Among the programs, which include films, videotapes, and slide-lecture presentations, are exhibits that can be viewed daily from 10 a.m. to 9 p.m. during the summer season.
“One of our main points of interest is the replicas of a full-size pilot house with three ship cabins,” Thom Holden, director of the maritime center, told the Budgeteer.
Besides that, there are dozens of scale model ships scattered about the building.
“All the ships are of the same scale — with the exception of the Edmund Fitzgerald — and we have both modern and historic Great Lakes freighters,” Holden said.
There are not only points of interest inside, but also outside, he said.
“We’re nestled right in with the Lift Bridge and the ship canal, as well as three lighthouses right on the pier,” Holden said. “Our center provides a public place for people to interact with vessels when they’re “right in your face” coming through the ship canal.”

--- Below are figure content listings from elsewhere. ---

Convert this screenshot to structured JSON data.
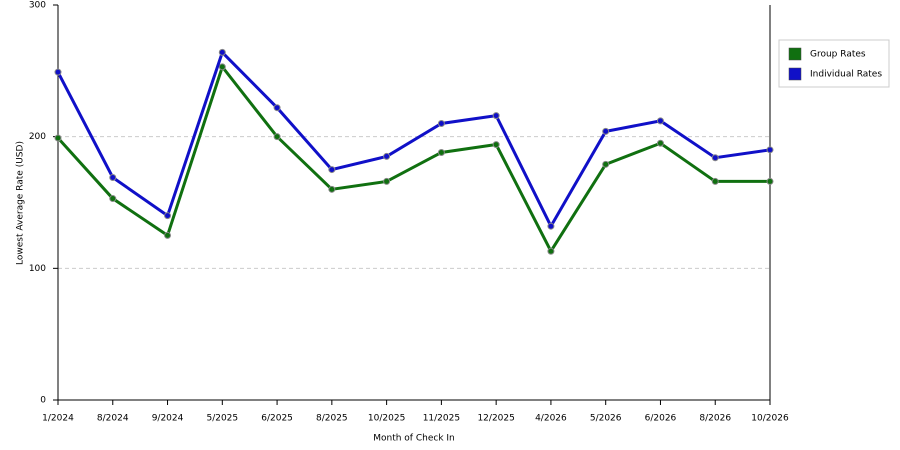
{
  "chart_data": {
    "type": "line",
    "x_label": "Month of Check In",
    "y_label": "Lowest Average Rate (USD)",
    "categories": [
      "1/2024",
      "8/2024",
      "9/2024",
      "5/2025",
      "6/2025",
      "8/2025",
      "10/2025",
      "11/2025",
      "12/2025",
      "4/2026",
      "5/2026",
      "6/2026",
      "8/2026",
      "10/2026"
    ],
    "series": [
      {
        "name": "Group Rates",
        "color": "#107010",
        "values": [
          199,
          153,
          125,
          253,
          200,
          160,
          166,
          188,
          194,
          113,
          179,
          195,
          166,
          166
        ]
      },
      {
        "name": "Individual Rates",
        "color": "#1010c8",
        "values": [
          249,
          169,
          140,
          264,
          222,
          175,
          185,
          210,
          216,
          132,
          204,
          212,
          184,
          190
        ]
      }
    ],
    "ylim": [
      0,
      300
    ],
    "yticks": [
      0,
      100,
      200,
      300
    ],
    "grid": true,
    "legend": "right"
  }
}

And if people can’t be in Duluth to watch the ships travel through the canal, the maritime center offers a ship web cam that can be accessed from their website at www.lssma.com.
“We try to get schedules out for all the ship arrival and departures and make them available to the public,” Holden said. “And people can watch the web cam from out of state or out of town at their computer.”
Just this past year, the maritime center added a new exhibit about the shipwreck of the Thomas Wilson, a whaleback freighter that sank in June of 1907 in the Duluth harbor.
“Our exhibit tells of the collision and also includes several artifacts, which are now on display,” he said.
“We have all kinds of exhibits to do, see, and learn,” Gange said.